1. ## Distribution problem

I'm lost on these two.

7. How many different 7-digit number begin with an odd digit, end with an even digit, and do not repeat any digit for the remaining three digits?

11. How many ways are there to distribute 30 identical pens among four students so that the first student receives at least 3 pens, the second at least two pens, and the fourth receives EXACTLY four pens.

The "exactly" part threw me off in this one.

Help? thank you!

2. Originally Posted by domain07
I'm lost on these two.

7. How many different 7-digit number begin with an odd digit, end with an even digit, and do not repeat any digit for the remaining three digits?

11. How many ways are there to distribute 30 identical pens among four students so that the first student receives at least 3 pens, the second at least two pens, and the fourth receives EXACTLY four pens.

The "exactly" part threw me off in this one.

Help? thank you!
7)

C(n,k) = n choose k

There are C(5,1) ways to choose the first digit, C(5,1) ways to choose the end digit, obviously no overlap. If even and odd were switched then of course we'd have C(4,1) ways to choose the first digit because 0 would not be an option.

There are 5 digits remaining to be placed, and 8 choices. This makes C(8, 5).

There are 5! ways to permute the central digits.

So I think the overall answer should be C(5,1)*C(5,1)*C(8,5)*5!

11)

The pens are identical, so immediately we can take the last student out of the picture. The equivalent problem states:

How many ways are there to distribute 26 identical pens among three students so that the first student receives at least 3 pens and the second at least two pens?

Maybe you can take it from there.

EDIT: I just noticed something.

"7. How many different 7-digit number begin with an odd digit, end with an even digit, and do not repeat any digit for the remaining three digits?"

Shouldn't that be five instead of three?

EDIT 2: It was a bit silly of me to write C(5,1) above, when I could have just written 5.

3. Originally Posted by undefined
7)

C(n,k) = n choose k

There are C(5,1) ways to choose the first digit, C(5,1) ways to choose the end digit, obviously no overlap.
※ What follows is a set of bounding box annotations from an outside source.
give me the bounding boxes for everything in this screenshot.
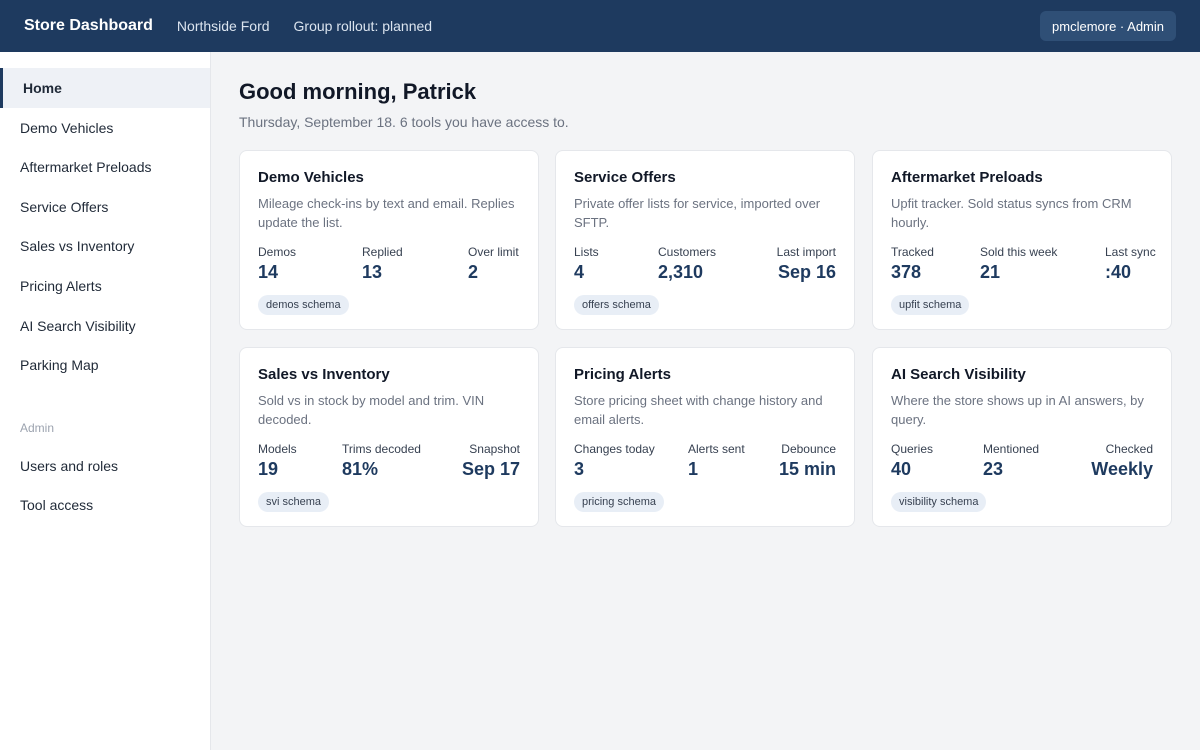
store-name: Northside Ford xyxy=(176,18,270,34)
card-title: Sales vs Inventory xyxy=(258,366,390,383)
card-description: Mileage check-ins by text and email. Rep… xyxy=(258,196,515,230)
stat-label: Customers xyxy=(658,245,717,259)
card-description: Upfit tracker. Sold status syncs from CR… xyxy=(891,196,1132,230)
stat-value: 13 xyxy=(362,262,383,282)
stat-label: Snapshot xyxy=(469,442,520,456)
stat-label: Changes today xyxy=(574,442,655,456)
card-description: Where the store shows up in AI answers, … xyxy=(891,393,1144,427)
stat-label: Last sync xyxy=(1105,245,1156,259)
stat-label: Queries xyxy=(891,442,934,456)
tool-card-service-offers[interactable]: Service Offers Private offer lists for s… xyxy=(555,150,855,330)
stat-value: 2,310 xyxy=(658,262,704,282)
stat-label: Sold this week xyxy=(980,245,1058,259)
sidebar-item-aftermarket-preloads[interactable]: Aftermarket Preloads xyxy=(20,159,152,175)
stat-label: Lists xyxy=(574,245,599,259)
page-title: Good morning, Patrick xyxy=(239,79,477,104)
stat-value: 14 xyxy=(258,262,279,282)
sidebar: Home Demo Vehicles Aftermarket Preloads … xyxy=(0,52,211,750)
sidebar-item-service-offers[interactable]: Service Offers xyxy=(20,199,109,215)
tool-card-demo-vehicles[interactable]: Demo Vehicles Mileage check-ins by text … xyxy=(239,150,539,330)
stat-value: 1 xyxy=(688,459,699,479)
stat-value: 21 xyxy=(980,262,1001,282)
tool-card-sales-vs-inventory[interactable]: Sales vs Inventory Sold vs in stock by m… xyxy=(239,347,539,527)
sidebar-item-parking-map[interactable]: Parking Map xyxy=(20,357,99,373)
card-title: Aftermarket Preloads xyxy=(891,169,1043,186)
sidebar-item-ai-search-visibility[interactable]: AI Search Visibility xyxy=(20,318,136,334)
stat-value: Weekly xyxy=(1091,459,1153,479)
stat-value: 2 xyxy=(468,262,479,282)
schema-tag: offers schema xyxy=(574,295,659,315)
tool-card-ai-search-visibility[interactable]: AI Search Visibility Where the store sho… xyxy=(872,347,1172,527)
rollout-status: Group rollout: planned xyxy=(293,18,433,34)
sidebar-item-demo-vehicles[interactable]: Demo Vehicles xyxy=(20,120,114,136)
card-description: Private offer lists for service, importe… xyxy=(574,196,821,230)
stat-label: Demos xyxy=(258,245,297,259)
stat-label: Replied xyxy=(362,245,403,259)
stat-label: Over limit xyxy=(468,245,519,259)
card-title: AI Search Visibility xyxy=(891,366,1026,383)
stat-value: 23 xyxy=(983,459,1004,479)
stat-label: Alerts sent xyxy=(688,442,745,456)
user-menu-button[interactable]: pmclemore · Admin xyxy=(1040,11,1176,41)
stat-value: 3 xyxy=(574,459,585,479)
stat-value: 15 min xyxy=(778,459,836,479)
stat-value: Sep 17 xyxy=(461,459,520,479)
stat-label: Trims decoded xyxy=(342,442,421,456)
stat-value: 4 xyxy=(574,262,585,282)
card-description: Sold vs in stock by model and trim. VIN … xyxy=(258,393,485,427)
schema-tag: svi schema xyxy=(258,492,330,512)
schema-tag: upfit schema xyxy=(891,295,970,315)
stat-label: Models xyxy=(258,442,297,456)
app-title[interactable]: Store Dashboard xyxy=(24,17,153,34)
sidebar-item-pricing-alerts[interactable]: Pricing Alerts xyxy=(20,278,102,294)
stat-value: :40 xyxy=(1105,262,1132,282)
stat-value: 378 xyxy=(891,262,922,282)
stat-value: 81% xyxy=(342,459,379,479)
admin-section-heading: Admin xyxy=(20,421,55,435)
stat-label: Last import xyxy=(776,245,836,259)
stat-value: Sep 16 xyxy=(777,262,836,282)
schema-tag: pricing schema xyxy=(574,492,664,512)
page-subtitle: Thursday, September 18. 6 tools you have… xyxy=(239,114,569,130)
stat-label: Tracked xyxy=(891,245,934,259)
stat-value: 40 xyxy=(891,459,912,479)
main-content: Good morning, Patrick Thursday, Septembe… xyxy=(211,52,1200,750)
stat-label: Debounce xyxy=(781,442,836,456)
sidebar-item-tool-access[interactable]: Tool access xyxy=(20,497,94,513)
card-title: Pricing Alerts xyxy=(574,366,671,383)
tool-card-pricing-alerts[interactable]: Pricing Alerts Store pricing sheet with … xyxy=(555,347,855,527)
top-bar: Store Dashboard Northside Ford Group rol… xyxy=(0,0,1200,52)
card-title: Demo Vehicles xyxy=(258,169,364,186)
stat-label: Mentioned xyxy=(983,442,1040,456)
stat-label: Checked xyxy=(1105,442,1153,456)
sidebar-item-sales-vs-inventory[interactable]: Sales vs Inventory xyxy=(20,238,135,254)
card-description: Store pricing sheet with change history … xyxy=(574,393,823,427)
sidebar-item-users-and-roles[interactable]: Users and roles xyxy=(20,458,119,474)
tool-card-aftermarket-preloads[interactable]: Aftermarket Preloads Upfit tracker. Sold… xyxy=(872,150,1172,330)
schema-tag: visibility schema xyxy=(891,492,987,512)
schema-tag: demos schema xyxy=(258,295,349,315)
card-title: Service Offers xyxy=(574,169,676,186)
sidebar-item-home[interactable]: Home xyxy=(0,68,210,108)
stat-value: 19 xyxy=(258,459,279,479)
If even and odd were switched then of course we'd have C(4,1) ways to choose the first digit because 0 would not be an option.

There are 5 digits remaining to be placed, and 8 choices. This makes C(8, 5).

There are 5! ways to permute the central digits.

So I think the overall answer should be C(5,1)*C(5,1)*C(8,5)*5!

11)

The pens are identical, so immediately we can take the last student out of the picture. The equivalent problem states:

How many ways are there to distribute 26 identical pens among three students so that the first student receives at least 3 pens and the second at least two pens?

Maybe you can take it from there.

EDIT: I just noticed something.

"7. How many different 7-digit number begin with an odd digit, end with an even digit, and do not repeat any digit for the remaining three digits?"

Shouldn't that be five instead of three?

EDIT 2: It was a bit silly of me to write C(5,1) above, when I could have just written 5.
An edit from my self, it is supposed to be 5 digit number, I made a mistake there. But I think I can figure it out for a five digit based on your help. Thank you! or else if you have the time, can you explain it to me with a 5 digit?

4. Originally Posted by domain07
An edit from my self, it is supposed to be 5 digit number, I made a mistake there. But I think I can figure it out for a five digit based on your help. Thank you! or else if you have the time, can you explain it to me with a 5 digit?
I get 5*5*C(8,3)*3!

Make sense?

Edit: I just learned about P(n, k) which gives the number of ordered k-subsets of {1,2,...,n}. This is in fact the same as C(n, k) * k! which I got above. But if you wanted to you could express as such:

5*5*P(8,3)

Saves time